A Visão Russa Versus o Realismo Democrático
Em Kazan 2024, a Rússia tentou imprimir ao BRICS um caráter explicitamente anti-Ocidente, com retórica de desdolarização e sanções simbólicas. No Rio, porém, Brasil e Índia trataram de dissociar o bloco desse discurso mais confrontacional. Para Lula e Modi, manter vínculos comerciais com o G7 e avançar em reformas econômicas internas é tão prioritário quanto fortalecer laços com a Ásia e a África.

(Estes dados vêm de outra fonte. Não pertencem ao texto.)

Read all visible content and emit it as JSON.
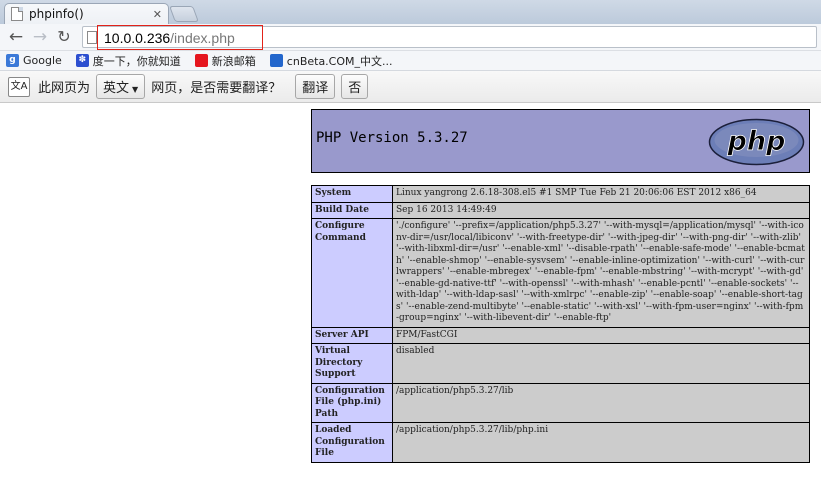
{
  "browser": {
    "tab": {
      "title": "phpinfo()",
      "close": "✕"
    },
    "address": {
      "host": "10.0.0.236",
      "path": "/index.php"
    },
    "bookmarks": [
      {
        "label": "Google",
        "icon": "google-icon"
      },
      {
        "label": "度一下，你就知道",
        "icon": "baidu-icon"
      },
      {
        "label": "新浪邮箱",
        "icon": "sina-icon"
      },
      {
        "label": "cnBeta.COM_中文...",
        "icon": "cnbeta-icon"
      }
    ],
    "translate": {
      "prefix": "此网页为",
      "language": "英文",
      "suffix": "网页，是否需要翻译？",
      "translate_button": "翻译",
      "no_button": "否"
    }
  },
  "page": {
    "version_title": "PHP Version 5.3.27",
    "logo_text": "php",
    "rows": [
      {
        "key": "System",
        "value": "Linux yangrong 2.6.18-308.el5 #1 SMP Tue Feb 21 20:06:06 EST 2012 x86_64"
      },
      {
        "key": "Build Date",
        "value": "Sep 16 2013 14:49:49"
      },
      {
        "key": "Configure Command",
        "value": "'./configure' '--prefix=/application/php5.3.27' '--with-mysql=/application/mysql' '--with-iconv-dir=/usr/local/libiconv' '--with-freetype-dir' '--with-jpeg-dir' '--with-png-dir' '--with-zlib' '--with-libxml-dir=/usr' '--enable-xml' '--disable-rpath' '--enable-safe-mode' '--enable-bcmath' '--enable-shmop' '--enable-sysvsem' '--enable-inline-optimization' '--with-curl' '--with-curlwrappers' '--enable-mbregex' '--enable-fpm' '--enable-mbstring' '--with-mcrypt' '--with-gd' '--enable-gd-native-ttf' '--with-openssl' '--with-mhash' '--enable-pcntl' '--enable-sockets' '--with-ldap' '--with-ldap-sasl' '--with-xmlrpc' '--enable-zip' '--enable-soap' '--enable-short-tags' '--enable-zend-multibyte' '--enable-static' '--with-xsl' '--with-fpm-user=nginx' '--with-fpm-group=nginx' '--with-libevent-dir' '--enable-ftp'"
      },
      {
        "key": "Server API",
        "value": "FPM/FastCGI"
      },
      {
        "key": "Virtual Directory Support",
        "value": "disabled"
      },
      {
        "key": "Configuration File (php.ini) Path",
        "value": "/application/php5.3.27/lib"
      },
      {
        "key": "Loaded Configuration File",
        "value": "/application/php5.3.27/lib/php.ini"
      }
    ]
  }
}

O Caso Irã: Limites do Compromisso Multilateral
A incorporação do Irã como membro integral expôs as contradições do BRICS. Teerã buscava condenação explícita a Israel e aos EUA pelos ataques a instalações nucleares. O texto final mencionou “violações do direito internacional” sem identificar responsáveis.
- Apoio russo contido: Moscou criticou em palavras, mas não ofereceu garantia de assistência, preferindo negociações sobre a Ucrânia.
- Mediação simbólica: proposta russa de mediar a paz Irã–Israel soou mais como estratégia de autopromoção do que compromisso real.
Expansão Versus Coesão: O Desafio dos “Múltiplos BRICS”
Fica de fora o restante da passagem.